I left work early to try to go to a supermarket across town, in a more affluent neighborhood to stock up on food and wine, as the little mini markets in my hood have very limited supplies. Fighting against the traffic-jammed streets, only to find every chain supermarket closed after 3:00pm.
I returned home knowing I had enough food to make it through the night and hopped on a bike and rode up to Plaza Italia—a main meeting point for celebrating soccer wins or for major manifestations. It was the biggest protest gathering yet, the movement is gathering strength and ain’t gonna die down any time soon. And with the city in a state of emergency, students were out of school and ready to share their voice. It was a party atmosphere. It felt like a festival of sorts, with tatted-up hipster youth drinking beer and smoking weed in the park. They were playing traditional Chilean music and break-dancing, chanting and banging on pots and pans (a peaceful form a protest called a “cacerolazo” originating from a time when people expressed their discontent by hitting casserole dishes during the dictatorship of Pinochet). As the raucous feeling shifted from celebratory to destructive—as some kids circled round with their shirts wrapped around their faces showing only their enraged eyes, trying to smash in a closed Starbucks gate—it was time to go.
Plaza Italia was gassed and cleared minutes after I left.
Do I feel safe?
At 9:30pm on a Tuesday, an hour and a half past the military enforced curfew, a preliminary armored van shot off tear gas on the corner of Santa Isabel and Carmen. The initial 200 or so strong had tapered off to around 75 diehard defiers, daring the police or military to make them go inside as they built fire blockades in the streets with mattresses and old furniture.
The day before, outside my window I watched as it turned more violent than it had been before. I saw one protester get shot 3 times by rubber bullets and finally limp inside his high-rise apartment adjacent to mine. The cops came out on the streets with guns, only to be chased back to the safety of their tank-like van as my neighbors threw glass out of their windows, and yelled swear words out into the darkness. The armored cars took the brunt of bottles, paint cans, and rocks launched at them as they drove past.
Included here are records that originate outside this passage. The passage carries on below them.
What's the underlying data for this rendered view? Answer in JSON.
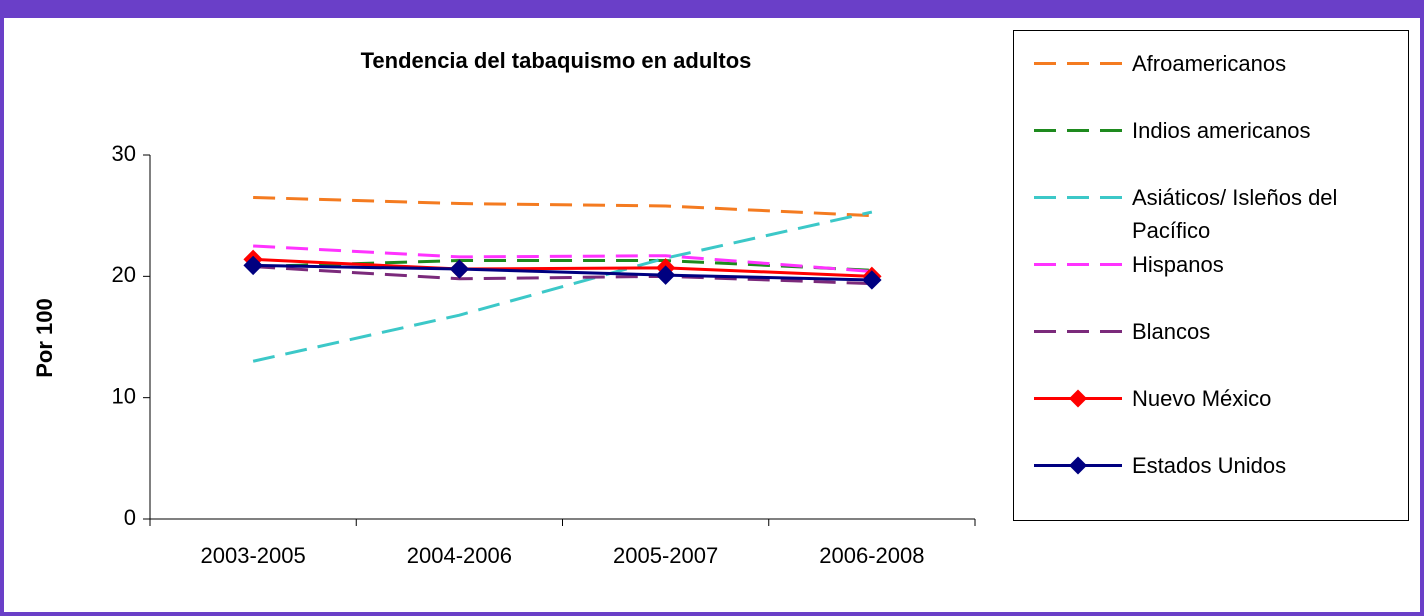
{
  "chart_data": {
    "type": "line",
    "title": "Tendencia del tabaquismo en adultos",
    "y_label": "Por 100",
    "categories": [
      "2003-2005",
      "2004-2006",
      "2005-2007",
      "2006-2008"
    ],
    "ylim": [
      0,
      30
    ],
    "yticks": [
      0,
      10,
      20,
      30
    ],
    "series": [
      {
        "name": "Afroamericanos",
        "color": "#f47b20",
        "dashed": true,
        "values": [
          26.5,
          26.0,
          25.8,
          25.0
        ]
      },
      {
        "name": "Indios americanos",
        "color": "#1e8a1e",
        "dashed": true,
        "values": [
          20.8,
          21.3,
          21.3,
          20.5
        ]
      },
      {
        "name": "Asiáticos/ Isleños del Pacífico",
        "color": "#3cc8c8",
        "dashed": true,
        "values": [
          13.0,
          16.8,
          21.5,
          25.3
        ]
      },
      {
        "name": "Hispanos",
        "color": "#ff33ff",
        "dashed": true,
        "values": [
          22.5,
          21.6,
          21.7,
          20.4
        ]
      },
      {
        "name": "Blancos",
        "color": "#7b2a7b",
        "dashed": true,
        "values": [
          20.8,
          19.8,
          20.0,
          19.4
        ]
      },
      {
        "name": "Nuevo México",
        "color": "#ff0000",
        "dashed": false,
        "marker": "diamond",
        "values": [
          21.4,
          20.6,
          20.7,
          20.0
        ]
      },
      {
        "name": "Estados Unidos",
        "color": "#000080",
        "dashed": false,
        "marker": "diamond",
        "values": [
          20.9,
          20.6,
          20.1,
          19.7
        ]
      }
    ]
  }
}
I sat and watched, in my 12th floor apartment, out of harms way—the tear gas dissipated to the point of only being a nuisance, and I had to take my dog for a pee in the parking lot inside the gate of my apartment instead of the park around the corner where the riot cars usually sleep. I waited to see the outcome of tonight’s curfew breakers, seeing what it took to get them to retreat from the street.
Do I feel safe?
Safe enough, I suppose—with fires on my doorstep and pepper spray at night as the new normal and all. I’ve always said that I felt safer in Santiago than in the USA (I’ve lived in NYC and LA), with the whole gun thing we’ve got going on. But a military enforced curfew, limited availability of food choices, and long lines at liquor stores are getting a bit concerning.
But significantly more than these minor personal inconveniences, people are tragically dying during this ongoing conflict.
A student of mine said that, “the military is soft, not like with Pinochet.” If that’s the set precedent, than these days are certainly not the darkest that Chile has ever seen.
I’m not ready to pack a bag and head for the Argentine border quite yet. I’ve not felt personally in danger. However, I’ve also not put myself in overtly dangerous situations, or maybe it’s just that I’ve been lucky enough not to be at the wrong place at the wrong time.
I’m waiting to see the outcome of a country in disarray that has had systematic oppression as a rule of thumb since its inception.
I’m waiting to see what change the government can offer its citizens to make them feel like they’ve been heard.
I’m waiting to see if Chile can pull itself up by the bootstraps and get out of this self-inflicted mess and unrest.